KMP Algorithm - Notes

Overview: Given "needle" string P = P[0..N-1] of length N, prepare a "jump table" A[0..N-1] in O(N) time, to enable finding occurrences of P in any given "haystack" string S of Length M, in O(M) time. Intuitively, we scan S from left to right and maintain in a clever way (using the jump table) how many initial characters from P we already matched. If, say, P = "ababc", S = "xyabababc" and we are at position 6 and we already matched 4 initial needle characters (since S[2..5] = "abab" = P[0..4]) but the next haystack character doesn't match the next needle character (since S[6] = "a" ≠ "c" = P[4]). We don't want to naively go back and try from position 2+1=3 with 0 matched needle characters. Since "ab" is both a suffix of the already matched characters and also a prefix of the needle, we can try again at position 6, this time with only 2 matched needle characters.

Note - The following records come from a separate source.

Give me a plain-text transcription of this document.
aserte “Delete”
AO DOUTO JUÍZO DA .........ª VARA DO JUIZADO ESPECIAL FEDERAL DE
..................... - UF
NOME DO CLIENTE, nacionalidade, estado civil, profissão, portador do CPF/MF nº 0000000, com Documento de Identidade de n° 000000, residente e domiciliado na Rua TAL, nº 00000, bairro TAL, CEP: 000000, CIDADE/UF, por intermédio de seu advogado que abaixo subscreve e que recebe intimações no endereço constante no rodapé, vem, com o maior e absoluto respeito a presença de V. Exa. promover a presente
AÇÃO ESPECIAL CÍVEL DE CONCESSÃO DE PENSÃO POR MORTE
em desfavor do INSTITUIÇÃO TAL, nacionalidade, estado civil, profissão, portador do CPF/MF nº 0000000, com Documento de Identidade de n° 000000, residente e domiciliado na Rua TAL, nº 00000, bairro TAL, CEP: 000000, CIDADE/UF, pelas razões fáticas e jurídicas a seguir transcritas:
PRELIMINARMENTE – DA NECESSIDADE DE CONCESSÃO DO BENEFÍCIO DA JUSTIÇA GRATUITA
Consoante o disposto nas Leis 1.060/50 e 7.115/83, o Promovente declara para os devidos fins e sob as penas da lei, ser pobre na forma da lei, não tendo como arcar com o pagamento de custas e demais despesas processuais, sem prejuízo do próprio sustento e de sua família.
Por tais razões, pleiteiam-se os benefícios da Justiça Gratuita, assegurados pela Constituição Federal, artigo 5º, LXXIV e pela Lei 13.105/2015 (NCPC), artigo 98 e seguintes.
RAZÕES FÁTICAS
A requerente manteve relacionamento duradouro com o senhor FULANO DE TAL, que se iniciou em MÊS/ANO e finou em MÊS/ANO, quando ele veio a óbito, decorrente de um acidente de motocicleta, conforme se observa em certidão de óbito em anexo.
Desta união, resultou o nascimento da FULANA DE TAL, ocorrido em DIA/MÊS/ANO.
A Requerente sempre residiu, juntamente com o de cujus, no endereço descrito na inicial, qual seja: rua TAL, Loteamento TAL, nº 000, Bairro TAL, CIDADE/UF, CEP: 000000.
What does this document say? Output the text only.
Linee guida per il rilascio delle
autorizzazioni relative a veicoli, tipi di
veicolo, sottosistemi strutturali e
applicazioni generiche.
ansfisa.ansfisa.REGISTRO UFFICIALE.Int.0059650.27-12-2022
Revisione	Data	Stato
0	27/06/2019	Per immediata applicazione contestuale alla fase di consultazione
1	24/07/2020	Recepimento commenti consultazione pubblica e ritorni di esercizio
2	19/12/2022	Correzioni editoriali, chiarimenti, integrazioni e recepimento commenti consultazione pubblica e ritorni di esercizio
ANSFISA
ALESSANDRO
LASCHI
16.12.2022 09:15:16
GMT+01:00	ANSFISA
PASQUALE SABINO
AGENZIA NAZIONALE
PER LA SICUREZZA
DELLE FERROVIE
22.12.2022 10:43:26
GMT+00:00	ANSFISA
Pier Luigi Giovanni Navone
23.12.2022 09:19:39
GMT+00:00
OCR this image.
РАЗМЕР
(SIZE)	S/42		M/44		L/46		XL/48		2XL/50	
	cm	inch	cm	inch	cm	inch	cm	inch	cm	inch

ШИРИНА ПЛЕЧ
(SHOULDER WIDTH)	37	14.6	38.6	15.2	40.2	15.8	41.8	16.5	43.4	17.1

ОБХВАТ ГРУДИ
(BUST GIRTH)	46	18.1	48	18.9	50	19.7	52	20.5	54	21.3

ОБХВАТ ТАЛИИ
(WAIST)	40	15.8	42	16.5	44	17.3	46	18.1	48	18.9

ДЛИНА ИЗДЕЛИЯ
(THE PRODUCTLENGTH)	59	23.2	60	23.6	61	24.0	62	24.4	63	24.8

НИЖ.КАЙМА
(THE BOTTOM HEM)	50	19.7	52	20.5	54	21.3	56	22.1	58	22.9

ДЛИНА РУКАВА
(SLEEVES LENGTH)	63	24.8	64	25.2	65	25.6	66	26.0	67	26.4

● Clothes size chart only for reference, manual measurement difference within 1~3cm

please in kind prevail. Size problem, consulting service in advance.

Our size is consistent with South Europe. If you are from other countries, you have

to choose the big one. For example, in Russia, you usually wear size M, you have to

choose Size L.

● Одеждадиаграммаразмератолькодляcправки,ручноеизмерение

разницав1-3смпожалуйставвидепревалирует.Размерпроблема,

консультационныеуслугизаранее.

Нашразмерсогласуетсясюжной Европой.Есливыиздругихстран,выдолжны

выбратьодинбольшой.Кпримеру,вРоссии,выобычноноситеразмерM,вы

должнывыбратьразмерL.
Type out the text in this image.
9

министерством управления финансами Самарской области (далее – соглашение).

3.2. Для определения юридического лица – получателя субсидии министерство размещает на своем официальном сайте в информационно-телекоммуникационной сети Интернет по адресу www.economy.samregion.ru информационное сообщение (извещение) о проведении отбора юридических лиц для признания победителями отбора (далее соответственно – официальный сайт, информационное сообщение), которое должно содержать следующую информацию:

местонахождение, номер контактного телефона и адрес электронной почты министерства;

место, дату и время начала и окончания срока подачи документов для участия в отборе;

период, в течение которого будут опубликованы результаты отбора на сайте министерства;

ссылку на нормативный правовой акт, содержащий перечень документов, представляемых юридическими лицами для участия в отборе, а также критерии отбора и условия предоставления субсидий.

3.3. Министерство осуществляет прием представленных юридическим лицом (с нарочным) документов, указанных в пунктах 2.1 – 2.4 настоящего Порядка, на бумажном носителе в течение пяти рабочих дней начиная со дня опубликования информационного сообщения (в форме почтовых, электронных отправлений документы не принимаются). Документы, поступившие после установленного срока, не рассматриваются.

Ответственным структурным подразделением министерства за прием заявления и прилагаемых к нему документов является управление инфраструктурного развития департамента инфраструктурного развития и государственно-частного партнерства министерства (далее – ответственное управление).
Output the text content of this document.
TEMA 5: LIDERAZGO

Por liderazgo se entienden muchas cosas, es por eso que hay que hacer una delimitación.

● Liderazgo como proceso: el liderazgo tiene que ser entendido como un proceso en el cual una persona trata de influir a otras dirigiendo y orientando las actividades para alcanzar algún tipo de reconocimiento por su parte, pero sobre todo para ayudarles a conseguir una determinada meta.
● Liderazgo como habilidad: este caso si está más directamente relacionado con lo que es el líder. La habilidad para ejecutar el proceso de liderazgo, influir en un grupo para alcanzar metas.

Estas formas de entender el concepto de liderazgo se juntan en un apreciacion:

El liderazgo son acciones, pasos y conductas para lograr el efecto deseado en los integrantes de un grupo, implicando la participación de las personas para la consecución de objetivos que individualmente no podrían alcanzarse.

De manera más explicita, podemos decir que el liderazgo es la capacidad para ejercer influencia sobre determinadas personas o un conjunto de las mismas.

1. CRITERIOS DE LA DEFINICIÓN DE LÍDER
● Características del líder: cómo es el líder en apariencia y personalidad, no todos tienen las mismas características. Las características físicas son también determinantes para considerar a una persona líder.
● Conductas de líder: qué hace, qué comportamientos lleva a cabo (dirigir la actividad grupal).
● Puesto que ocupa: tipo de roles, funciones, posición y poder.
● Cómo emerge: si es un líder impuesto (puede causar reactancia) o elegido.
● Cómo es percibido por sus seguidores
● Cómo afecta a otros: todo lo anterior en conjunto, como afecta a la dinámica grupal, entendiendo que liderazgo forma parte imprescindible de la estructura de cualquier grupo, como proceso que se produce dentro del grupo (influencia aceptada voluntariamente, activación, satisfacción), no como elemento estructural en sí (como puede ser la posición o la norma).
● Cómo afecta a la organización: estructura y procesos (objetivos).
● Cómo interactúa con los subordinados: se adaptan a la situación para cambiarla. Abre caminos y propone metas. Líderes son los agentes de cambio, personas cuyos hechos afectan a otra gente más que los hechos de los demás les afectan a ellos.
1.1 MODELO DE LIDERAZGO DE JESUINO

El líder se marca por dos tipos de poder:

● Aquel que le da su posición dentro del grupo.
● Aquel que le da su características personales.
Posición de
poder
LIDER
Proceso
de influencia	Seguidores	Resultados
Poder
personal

For each position i of the pattern string P's positions [0..N-1], KMP precomputes the length A[i] of the longest substring that is both a prefix and a suffix of P[0..i]. For example,

P = abaabc
A = 001120

Explanation:
At position i=2, we have P[0..i] = aba, and the longest string that is both a prefix and a suffix of that is a, which has length A[i] = A[2] = 1.
At position i=3, we have P[0..i] = abaa, and the longest string that is both a prefix and a suffix of that is a, again, and it has length A[i] = A[3] = 1.
At position i=4, we have P[0..i] = abaab, and the longest string that is both a prefix and a suffix of that is ab, which has length A[i] = A[4] = 2.

Construction of A is possible in O(n) time with a Dynamic Programming approach: We fill the suffix lengths from left to right. To fill A[i], we reuse the already computed value A[i-1]. At any position i ≥ 1 we have: P[0..A[i-1]-1] = P[i-A[i-1]..i-1] (these substrings are empty if A[i-1] = 0). If P[A[i-1]] = P[i], then it follows that P[0..A[i-1]] = P[i-A[i-1]..i]. We set A[i] := A[i-1]+1. Otherwise, we have P[A[i-1]] ≠ P[i], and unfortunately P[0..A[i-1]] ≠ P[i-A[i-1]..i]. But we can try the next smaller prefix-suffix, A[A[i-1]]: by assumption P[0..A[A[i-1]-1] = P[i-A[A[i]]..i-1]. If P[A[A[i-1]-1]] = P[i], then it follows that P[0..A[A[i-1]]] = P[i-A[A[i]]..i]. We set A[i] := A[A[i-1]]+1.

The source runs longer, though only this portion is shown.